Tips to Keep in Mind
Professors work by performing academic research, teaching, and serving on various committees. In addition to spending less time in the classroom, they may devote their energy to conducting fieldwork and publishing articles. These people can serve as supervisors, provide curriculum and recruitment advice, and develop policies.
Look for passionate, hard-working, and humorous candidates when interviewing professors. Beware of those who have become too rigid and lack interpersonal skills.
Types OfAcademic Interview Questions
These interview questions are in several categories, each focusing on the candidate’s qualifications. These categories include:
What methods do you use to engage your students in learning? Please provide an example of a time when you successfully used a particular teaching method.
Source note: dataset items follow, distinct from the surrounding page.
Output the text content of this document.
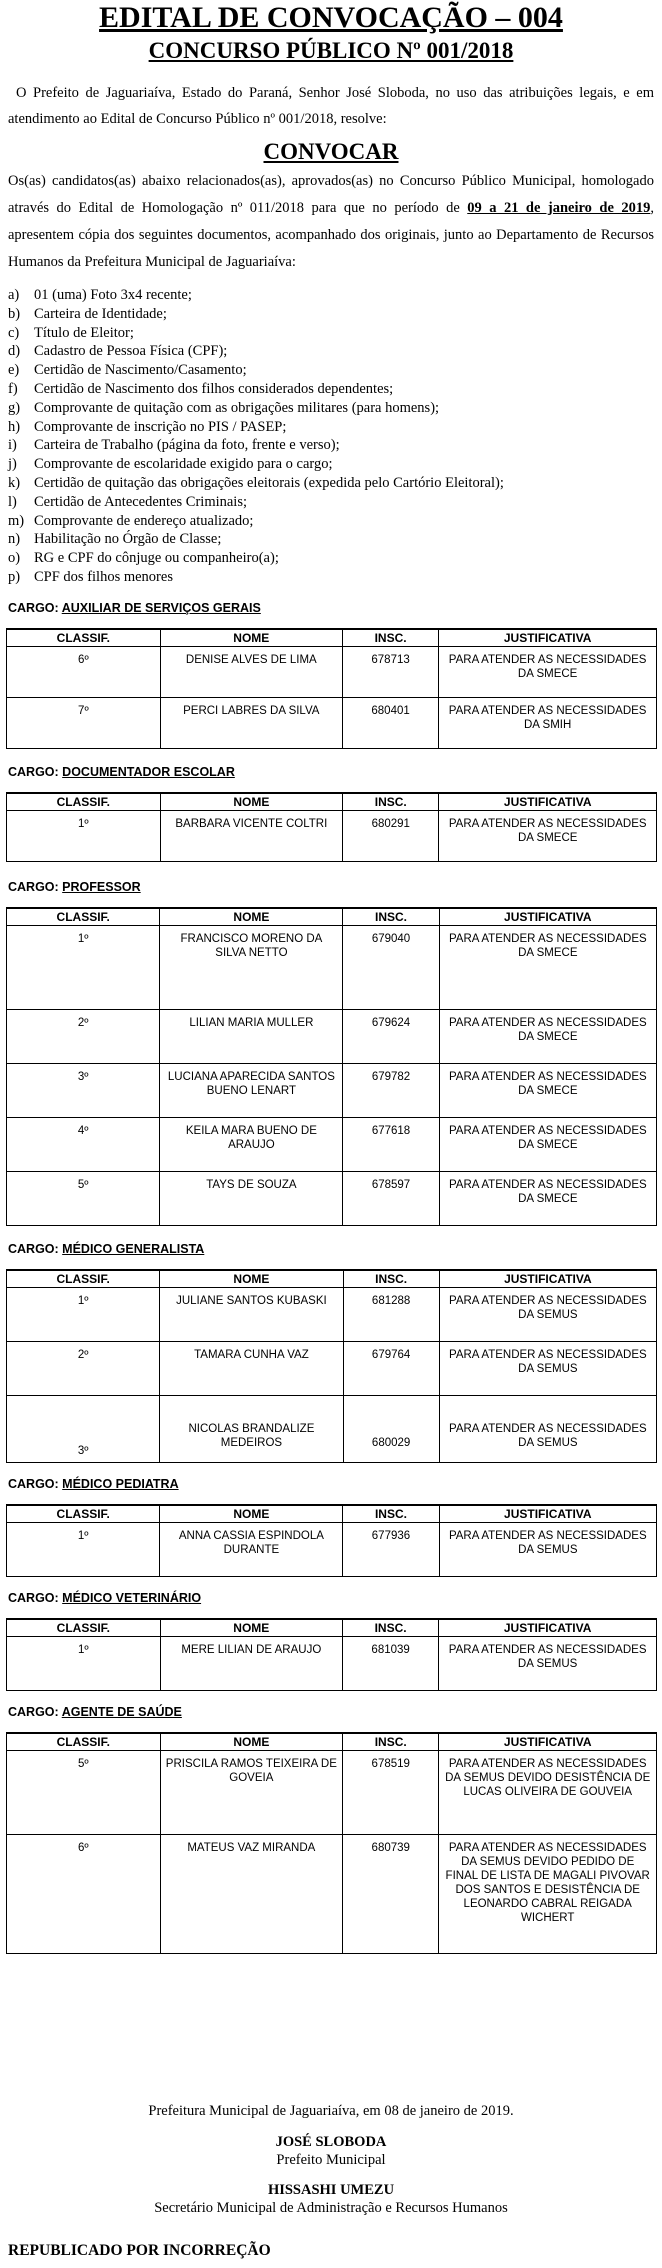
EDITAL DE CONVOCAÇÃO – 004
CONCURSO PÚBLICO Nº 001/2018

O Prefeito de Jaguariaíva, Estado do Paraná, Senhor José Sloboda, no uso das atribuições legais, e em atendimento ao Edital de Concurso Público nº 001/2018, resolve:

CONVOCAR

Os(as) candidatos(as) abaixo relacionados(as), aprovados(as) no Concurso Público Municipal, homologado através do Edital de Homologação nº 011/2018 para que no período de 09 a 21 de janeiro de 2019, apresentem cópia dos seguintes documentos, acompanhado dos originais, junto ao Departamento de Recursos Humanos da Prefeitura Municipal de Jaguariaíva:

a)	01 (uma) Foto 3x4 recente;
b) Carteira de Identidade;
c)	Título de Eleitor;
d) Cadastro de Pessoa Física (CPF);
e)	Certidão de Nascimento/Casamento;
f)	Certidão de Nascimento dos filhos considerados dependentes;
g) Comprovante de quitação com as obrigações militares (para homens);
h) Comprovante de inscrição no PIS / PASEP;
i)	Carteira de Trabalho (página da foto, frente e verso);
j)	Comprovante de escolaridade exigido para o cargo;
k) Certidão de quitação das obrigações eleitorais (expedida pelo Cartório Eleitoral);
l)	Certidão de Antecedentes Criminais;
m) Comprovante de endereço atualizado;
n) Habilitação no Órgão de Classe;
o) RG e CPF do cônjuge ou companheiro(a);
p) CPF dos filhos menores
CARGO: AUXILIAR DE SERVIÇOS GERAIS
CLASSIF.	NOME	INSC.	JUSTIFICATIVA
6º	DENISE ALVES DE LIMA	678713	PARA ATENDER AS NECESSIDADES DA SMECE
7º	PERCI LABRES DA SILVA	680401	PARA ATENDER AS NECESSIDADES DA SMIH
CARGO: DOCUMENTADOR ESCOLAR
CLASSIF.	NOME	INSC.	JUSTIFICATIVA
1º	BARBARA VICENTE COLTRI	680291	PARA ATENDER AS NECESSIDADES DA SMECE
CARGO: PROFESSOR
CLASSIF.	NOME	INSC.	JUSTIFICATIVA
1º	FRANCISCO MORENO DA SILVA NETTO	679040	PARA ATENDER AS NECESSIDADES DA SMECE
2º	LILIAN MARIA MULLER	679624	PARA ATENDER AS NECESSIDADES DA SMECE
3º	LUCIANA APARECIDA SANTOS BUENO LENART	679782	PARA ATENDER AS NECESSIDADES DA SMECE
4º	KEILA MARA BUENO DE ARAUJO	677618	PARA ATENDER AS NECESSIDADES DA SMECE
5º	TAYS DE SOUZA	678597	PARA ATENDER AS NECESSIDADES DA SMECE
CARGO: MÉDICO GENERALISTA
CLASSIF.	NOME	INSC.	JUSTIFICATIVA
1º	JULIANE SANTOS KUBASKI	681288	PARA ATENDER AS NECESSIDADES DA SEMUS
2º	TAMARA CUNHA VAZ	679764	PARA ATENDER AS NECESSIDADES DA SEMUS
3º	NICOLAS BRANDALIZE MEDEIROS	680029	PARA ATENDER AS NECESSIDADES DA SEMUS
CARGO: MÉDICO PEDIATRA
CLASSIF.	NOME	INSC.	JUSTIFICATIVA
1º	ANNA CASSIA ESPINDOLA DURANTE	677936	PARA ATENDER AS NECESSIDADES DA SEMUS
CARGO: MÉDICO VETERINÁRIO
CLASSIF.	NOME	INSC.	JUSTIFICATIVA
1º	MERE LILIAN DE ARAUJO	681039	PARA ATENDER AS NECESSIDADES DA SEMUS
CARGO: AGENTE DE SAÚDE
CLASSIF.	NOME	INSC.	JUSTIFICATIVA
5º	PRISCILA RAMOS TEIXEIRA DE GOVEIA	678519	PARA ATENDER AS NECESSIDADES DA SEMUS DEVIDO DESISTÊNCIA DE LUCAS OLIVEIRA DE GOUVEIA
6º	MATEUS VAZ MIRANDA	680739	PARA ATENDER AS NECESSIDADES DA SEMUS DEVIDO PEDIDO DE FINAL DE LISTA DE MAGALI PIVOVAR DOS SANTOS E DESISTÊNCIA DE LEONARDO CABRAL REIGADA WICHERT
Prefeitura Municipal de Jaguariaíva, em 08 de janeiro de 2019.
JOSÉ SLOBODA
Prefeito Municipal
HISSASHI UMEZU
Secretário Municipal de Administração e Recursos Humanos
REPUBLICADO POR INCORREÇÃO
How do you handle disruptive students in your class? What strategies do you use to ensure all students are actually learning?
What textbooks and other resources do you use in your course? How do you determine which topics to cover in your class?
How do you assess student learning in your course? Please provide an example of an assessment method you have used that was particularly effective.
How do you interact with students outside of class? Do you hold office hours? What other methods do you use to encourage student interaction?
Examples of Interview Questions
- Please provide us with a five-minute presentation about your research plan.
- What are your plans for the funding?
- What are your strengths/weaknesses, and what do you plan to achieve?
- What equipment would you need to get things going?
- Do you have a general teaching philosophy?
- How will you distinguish yourself from your current Professors?
- What attracted you to our institution and department?
- What courses do you feel qualified and capable of teaching?
- How would you describe yourself?
As you can see, you can ask various academic interview questions to get to know a candidate. By following these steps above, you can rest assured that your questions can assess a candidate’s ability to do the job. Good luck!